Hans dio un respingo y estuvo a punto de resbalar en las frías baldosas de la ducha. El traspiés hizo que todo su cuerpo se pusiera tenso y volviera a doler. Se quitó el jabón de los ojos y apartó la cortina para encontrarse con una anciana que lo miraba con una sonrisa aterradora.
No la había oído llegar, concentrado como estaba en pensar en su miserable vida. Aunque era normal, por otra parte. Con ella siempre ocurría lo mismo. Esa mujer era como un trasgo, aparecía siempre cuando menos se la esperaba.
—Joder, ¿aquí nadie llama antes de entrar?
No tuvo tiempo de decir mucho más porque ella, que apenas le llegaba al hombro, lo abrazó con la misma fuerza que un pulpo, sin importarle que estuviera lleno de jabón y que el agua todavía estuviera cayendo de la alcachofa. Y no solo eso, sino que le hizo un examen físico digno de un especialista.
—Estás muy desmejorado, querido. Te falta carne por todas partes. Pero yo te cuidaré, descuida. Te haré natillas y mis guisos especiales. Si no recuperas el brillo de la mirada con eso, es que estás muerto. ¿Por qué no has venido antes?
Hans pensó que había que estar muerto para no notar que esa vieja le estaba tocando el trasero como nadie lo había hecho en mucho tiempo. Desde luego, debería haber recordado que esa mujer era tan inevitable como la resaca después de tomar mucho vino peleón.
—Yo también me alegro de verte, Paca —dijo. Y, para su sorpresa, lo dijo sonriendo.
¿Qué le ocurría?
La buena señora bajó la mirada a su entrepierna y le guiñó un ojo pícaro y rodeado de arrugas. Su sonrisa llena de dientes enormes y blancos se hizo todavía más amplia.
—No lo suficiente, por lo que veo —dijo, dándole una palmada sonora en el trasero desnudo y todavía húmedo—, pero no me voy a enfadar, que estoy muy contenta de tener a todos mis niños conmigo.
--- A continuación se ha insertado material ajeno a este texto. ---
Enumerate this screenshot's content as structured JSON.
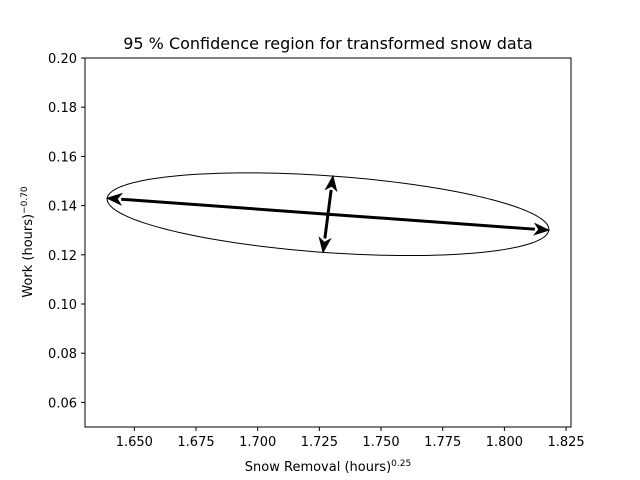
{
  "chart_data": {
    "type": "ellipse-region",
    "title": "95 % Confidence region for transformed snow data",
    "xlabel": "Snow Removal (hours)",
    "xlabel_sup": "0.25",
    "ylabel": "Work (hours)",
    "ylabel_sup": "−0.70",
    "xlim": [
      1.63,
      1.827
    ],
    "ylim": [
      0.05,
      0.2
    ],
    "xticks": [
      1.65,
      1.675,
      1.7,
      1.725,
      1.75,
      1.775,
      1.8,
      1.825
    ],
    "xtick_labels": [
      "1.650",
      "1.675",
      "1.700",
      "1.725",
      "1.750",
      "1.775",
      "1.800",
      "1.825"
    ],
    "yticks": [
      0.06,
      0.08,
      0.1,
      0.12,
      0.14,
      0.16,
      0.18,
      0.2
    ],
    "ytick_labels": [
      "0.06",
      "0.08",
      "0.10",
      "0.12",
      "0.14",
      "0.16",
      "0.18",
      "0.20"
    ],
    "grid": false,
    "ellipse": {
      "center": [
        1.7285,
        0.1365
      ],
      "major_axis_end": [
        1.818,
        0.13
      ],
      "minor_axis_end": [
        1.7305,
        0.152
      ],
      "color": "#000000"
    },
    "arrows": [
      {
        "name": "major-axis",
        "from": [
          1.7285,
          0.1365
        ],
        "to": [
          1.818,
          0.13
        ]
      },
      {
        "name": "major-axis",
        "from": [
          1.7285,
          0.1365
        ],
        "to": [
          1.639,
          0.143
        ]
      },
      {
        "name": "minor-axis",
        "from": [
          1.7285,
          0.1365
        ],
        "to": [
          1.7305,
          0.152
        ]
      },
      {
        "name": "minor-axis",
        "from": [
          1.7285,
          0.1365
        ],
        "to": [
          1.7265,
          0.121
        ]
      }
    ]
  }
}
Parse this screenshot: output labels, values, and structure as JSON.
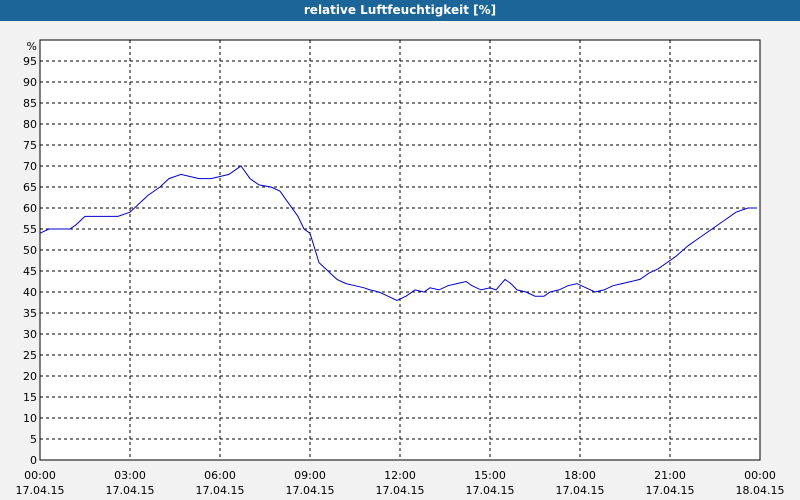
{
  "chart_data": {
    "type": "line",
    "title": "relative Luftfeuchtigkeit [%]",
    "y_unit": "%",
    "xlabel": "",
    "ylabel": "",
    "ylim": [
      0,
      100
    ],
    "y_ticks": [
      0,
      5,
      10,
      15,
      20,
      25,
      30,
      35,
      40,
      45,
      50,
      55,
      60,
      65,
      70,
      75,
      80,
      85,
      90,
      95
    ],
    "x_range_hours": [
      0,
      24
    ],
    "x_ticks": [
      {
        "time": "00:00",
        "date": "17.04.15",
        "hour": 0
      },
      {
        "time": "03:00",
        "date": "17.04.15",
        "hour": 3
      },
      {
        "time": "06:00",
        "date": "17.04.15",
        "hour": 6
      },
      {
        "time": "09:00",
        "date": "17.04.15",
        "hour": 9
      },
      {
        "time": "12:00",
        "date": "17.04.15",
        "hour": 12
      },
      {
        "time": "15:00",
        "date": "17.04.15",
        "hour": 15
      },
      {
        "time": "18:00",
        "date": "17.04.15",
        "hour": 18
      },
      {
        "time": "21:00",
        "date": "17.04.15",
        "hour": 21
      },
      {
        "time": "00:00",
        "date": "18.04.15",
        "hour": 24
      }
    ],
    "grid": true,
    "series": [
      {
        "color": "#0000cc",
        "x": [
          0,
          0.3,
          0.6,
          1.0,
          1.2,
          1.5,
          1.7,
          2.0,
          2.3,
          2.6,
          3.0,
          3.3,
          3.6,
          4.0,
          4.3,
          4.7,
          5.0,
          5.3,
          5.7,
          6.0,
          6.3,
          6.5,
          6.7,
          7.0,
          7.3,
          7.7,
          8.0,
          8.3,
          8.6,
          8.8,
          9.0,
          9.3,
          9.6,
          9.9,
          10.2,
          10.5,
          10.8,
          11.0,
          11.3,
          11.6,
          11.9,
          12.2,
          12.5,
          12.8,
          13.0,
          13.3,
          13.6,
          13.9,
          14.2,
          14.4,
          14.7,
          15.0,
          15.2,
          15.5,
          15.7,
          15.9,
          16.2,
          16.5,
          16.8,
          17.0,
          17.3,
          17.6,
          17.9,
          18.2,
          18.5,
          18.8,
          19.1,
          19.4,
          19.7,
          20.0,
          20.3,
          20.6,
          20.9,
          21.2,
          21.6,
          22.0,
          22.4,
          22.8,
          23.2,
          23.6,
          23.9
        ],
        "values": [
          54,
          55,
          55,
          55,
          56,
          58,
          58,
          58,
          58,
          58,
          59,
          61,
          63,
          65,
          67,
          68,
          67.5,
          67,
          67,
          67.5,
          68,
          69,
          70,
          67,
          65.5,
          65,
          64,
          61,
          58,
          55,
          54,
          47,
          45,
          43,
          42,
          41.5,
          41,
          40.5,
          40,
          39,
          38,
          39,
          40.5,
          40,
          41,
          40.5,
          41.5,
          42,
          42.5,
          41.5,
          40.5,
          41,
          40.5,
          43,
          42,
          40.5,
          40,
          39,
          39,
          40,
          40.5,
          41.5,
          42,
          41,
          40,
          40.5,
          41.5,
          42,
          42.5,
          43,
          44.5,
          45.5,
          47,
          48.5,
          51,
          53,
          55,
          57,
          59,
          60,
          60
        ]
      }
    ]
  }
}
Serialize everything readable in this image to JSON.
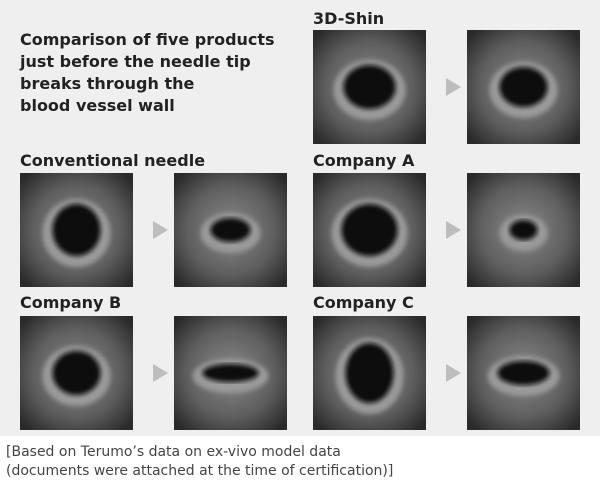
{
  "title": [
    "Comparison of five products",
    "just before the needle tip",
    "breaks through the",
    "blood vessel wall"
  ],
  "panels": [
    {
      "label": "3D-Shin"
    },
    {
      "label": "Conventional needle"
    },
    {
      "label": "Company A"
    },
    {
      "label": "Company B"
    },
    {
      "label": "Company C"
    }
  ],
  "footnote": [
    "[Based on Terumo’s data on ex-vivo model data",
    "(documents were attached at the time of certification)]"
  ]
}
Hans se preguntó si se enfadaría si le pedía unos minutos para vestirse, pero ella lo dejó solo y empezó a trastear en la cocina como si estuviera en su propia casa.
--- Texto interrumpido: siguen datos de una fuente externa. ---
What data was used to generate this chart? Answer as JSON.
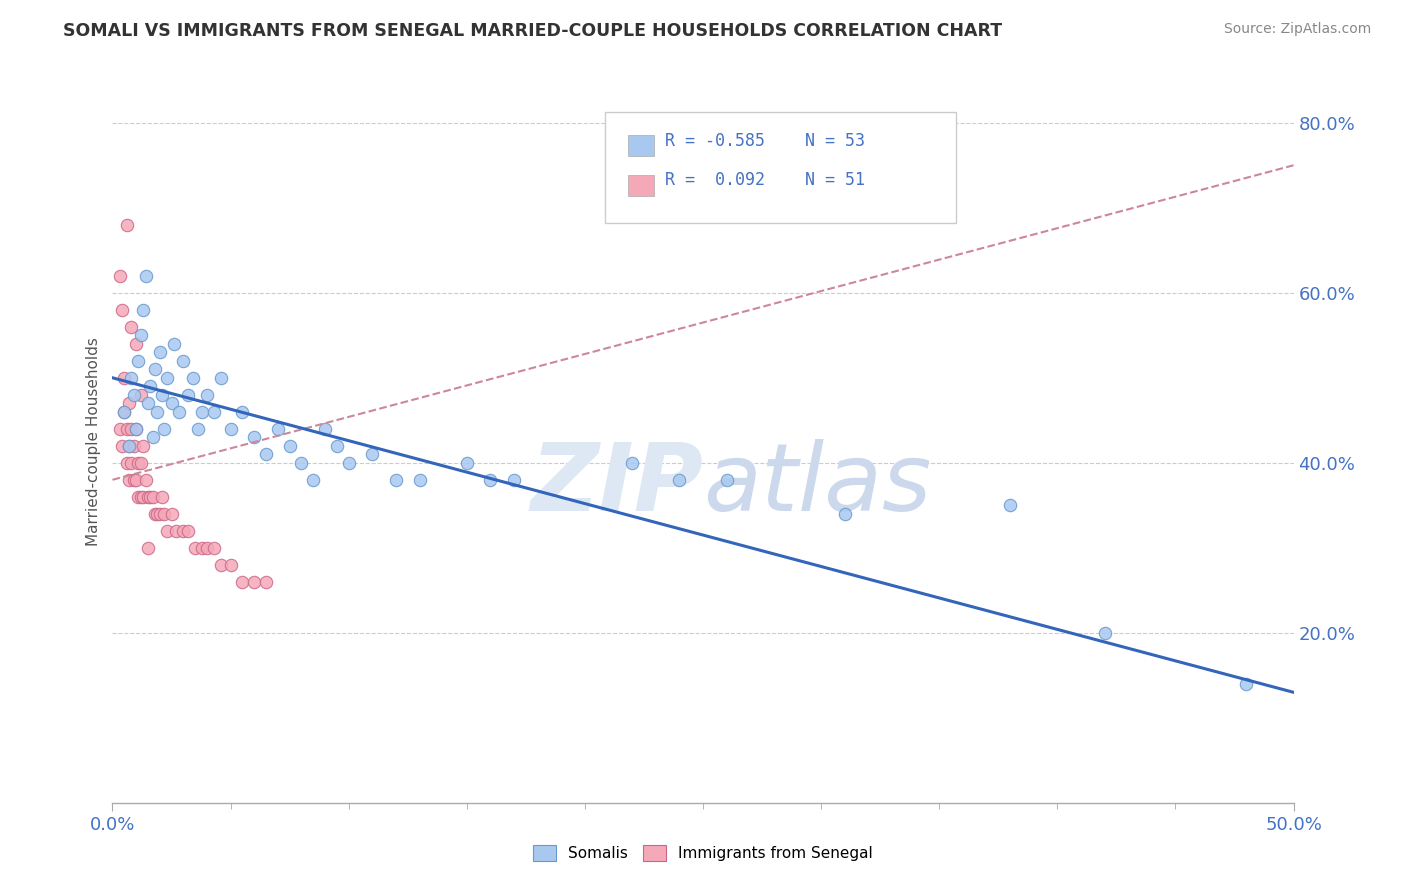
{
  "title": "SOMALI VS IMMIGRANTS FROM SENEGAL MARRIED-COUPLE HOUSEHOLDS CORRELATION CHART",
  "source": "Source: ZipAtlas.com",
  "ylabel": "Married-couple Households",
  "ylabel_right_ticks": [
    "20.0%",
    "40.0%",
    "60.0%",
    "80.0%"
  ],
  "ylabel_right_vals": [
    0.2,
    0.4,
    0.6,
    0.8
  ],
  "legend_r1": "R = -0.585",
  "legend_n1": "N = 53",
  "legend_r2": "R =  0.092",
  "legend_n2": "N = 51",
  "somali_color": "#a8c8f0",
  "somali_edge_color": "#6699cc",
  "senegal_color": "#f4a8b8",
  "senegal_edge_color": "#cc6688",
  "somali_line_color": "#3366bb",
  "senegal_line_color": "#cc8899",
  "xlim": [
    0.0,
    0.5
  ],
  "ylim": [
    0.0,
    0.85
  ],
  "somali_scatter_x": [
    0.005,
    0.007,
    0.008,
    0.009,
    0.01,
    0.011,
    0.012,
    0.013,
    0.014,
    0.015,
    0.016,
    0.017,
    0.018,
    0.019,
    0.02,
    0.021,
    0.022,
    0.023,
    0.025,
    0.026,
    0.028,
    0.03,
    0.032,
    0.034,
    0.036,
    0.038,
    0.04,
    0.043,
    0.046,
    0.05,
    0.055,
    0.06,
    0.065,
    0.07,
    0.075,
    0.08,
    0.085,
    0.09,
    0.095,
    0.1,
    0.11,
    0.12,
    0.13,
    0.15,
    0.16,
    0.17,
    0.22,
    0.24,
    0.26,
    0.31,
    0.38,
    0.42,
    0.48
  ],
  "somali_scatter_y": [
    0.46,
    0.42,
    0.5,
    0.48,
    0.44,
    0.52,
    0.55,
    0.58,
    0.62,
    0.47,
    0.49,
    0.43,
    0.51,
    0.46,
    0.53,
    0.48,
    0.44,
    0.5,
    0.47,
    0.54,
    0.46,
    0.52,
    0.48,
    0.5,
    0.44,
    0.46,
    0.48,
    0.46,
    0.5,
    0.44,
    0.46,
    0.43,
    0.41,
    0.44,
    0.42,
    0.4,
    0.38,
    0.44,
    0.42,
    0.4,
    0.41,
    0.38,
    0.38,
    0.4,
    0.38,
    0.38,
    0.4,
    0.38,
    0.38,
    0.34,
    0.35,
    0.2,
    0.14
  ],
  "senegal_scatter_x": [
    0.003,
    0.004,
    0.005,
    0.005,
    0.006,
    0.006,
    0.007,
    0.007,
    0.007,
    0.008,
    0.008,
    0.009,
    0.009,
    0.01,
    0.01,
    0.011,
    0.011,
    0.012,
    0.012,
    0.013,
    0.013,
    0.014,
    0.015,
    0.016,
    0.017,
    0.018,
    0.019,
    0.02,
    0.021,
    0.022,
    0.023,
    0.025,
    0.027,
    0.03,
    0.032,
    0.035,
    0.038,
    0.04,
    0.043,
    0.046,
    0.05,
    0.055,
    0.06,
    0.065,
    0.003,
    0.004,
    0.006,
    0.008,
    0.01,
    0.012,
    0.015
  ],
  "senegal_scatter_y": [
    0.44,
    0.42,
    0.46,
    0.5,
    0.4,
    0.44,
    0.38,
    0.42,
    0.47,
    0.4,
    0.44,
    0.38,
    0.42,
    0.38,
    0.44,
    0.36,
    0.4,
    0.36,
    0.4,
    0.36,
    0.42,
    0.38,
    0.36,
    0.36,
    0.36,
    0.34,
    0.34,
    0.34,
    0.36,
    0.34,
    0.32,
    0.34,
    0.32,
    0.32,
    0.32,
    0.3,
    0.3,
    0.3,
    0.3,
    0.28,
    0.28,
    0.26,
    0.26,
    0.26,
    0.62,
    0.58,
    0.68,
    0.56,
    0.54,
    0.48,
    0.3
  ]
}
—Y cuéntame, rubio —preguntó a gritos—, ¿qué te ha parecido Dignísima, esa momia que se cree Cleopatra? Supongo que ya ha dejado claro en tu presencia que ella es la dueña del universo y de esta finca en particular. ¿Te ha dicho también que es la más guapa del pueblo?
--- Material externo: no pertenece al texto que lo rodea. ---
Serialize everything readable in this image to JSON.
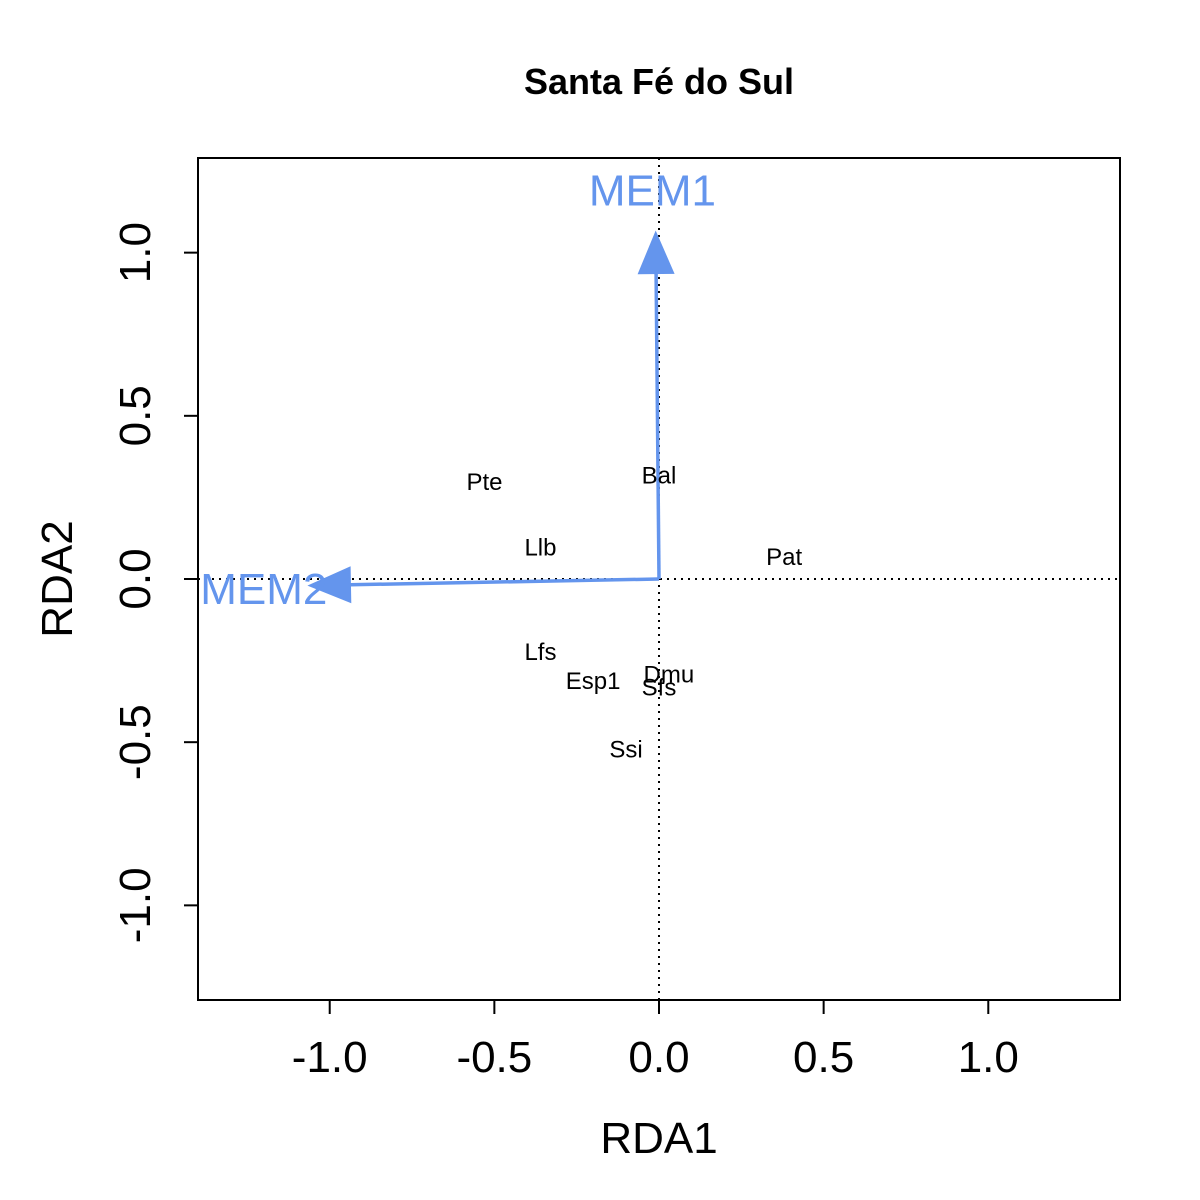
{
  "chart_data": {
    "type": "scatter",
    "title": "Santa Fé do Sul",
    "xlabel": "RDA1",
    "ylabel": "RDA2",
    "xlim": [
      -1.4,
      1.4
    ],
    "ylim": [
      -1.29,
      1.29
    ],
    "xticks": [
      -1.0,
      -0.5,
      0.0,
      0.5,
      1.0
    ],
    "xtick_labels": [
      "-1.0",
      "-0.5",
      "0.0",
      "0.5",
      "1.0"
    ],
    "yticks": [
      -1.0,
      -0.5,
      0.0,
      0.5,
      1.0
    ],
    "ytick_labels": [
      "-1.0",
      "-0.5",
      "0.0",
      "0.5",
      "1.0"
    ],
    "reference_lines": {
      "x": 0,
      "y": 0,
      "style": "dotted"
    },
    "species": [
      {
        "label": "Pte",
        "x": -0.53,
        "y": 0.3
      },
      {
        "label": "Bal",
        "x": 0.0,
        "y": 0.32
      },
      {
        "label": "Llb",
        "x": -0.36,
        "y": 0.1
      },
      {
        "label": "Pat",
        "x": 0.38,
        "y": 0.07
      },
      {
        "label": "Lfs",
        "x": -0.36,
        "y": -0.22
      },
      {
        "label": "Esp1",
        "x": -0.2,
        "y": -0.31
      },
      {
        "label": "Dmu",
        "x": 0.03,
        "y": -0.29
      },
      {
        "label": "Sfs",
        "x": 0.0,
        "y": -0.33
      },
      {
        "label": "Ssi",
        "x": -0.1,
        "y": -0.52
      }
    ],
    "vectors": [
      {
        "label": "MEM1",
        "x": -0.01,
        "y": 1.06,
        "label_x": -0.02,
        "label_y": 1.19
      },
      {
        "label": "MEM2",
        "x": -1.06,
        "y": -0.02,
        "label_x": -1.2,
        "label_y": -0.03
      }
    ],
    "vector_color": "#6495ED"
  }
}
Hans pensó que debía de referirse a la madre de Beatriz, Digna. Dignísima era un apodo que le calzaba como un guante.
Durante unos segundos se imaginó a las dos ancianas enfrentadas en un duelo de poder. Fue incapaz de adivinar cuál de las dos ganaría. Eran tan opuestas que las armas usadas serían todo un misterio. En todo caso, las dos eran igual de aterradoras.
Ya vestido, se dirigió a la cocina y se acercó a la Paca.
La miró unos segundos, con su pelo blanco y su mandil, todavía era fuerte pese a su edad, estaba llena de energía.
—¿Comes conmigo? —le preguntó.
—No te vas a librar de mí con tanta facilidad, precioso mío. Nada más verte me ha quedado claro que necesitas mi cariño y mi buen hacer. Y unas friegas, si me dejas, que ya decía mi Manuel que son mano de santo —añadió con un guiño—. Así que desembucha, qué te ha traído a este lugar que tanto detestas.
Para su sorpresa, Hans se sintió feliz de tenerla allí, aunque eso le obligara a contarle lo que no le había dicho a nadie durante un año. Aquella casa era demasiado grande, sentía demasiado dolor y no quería estar solo.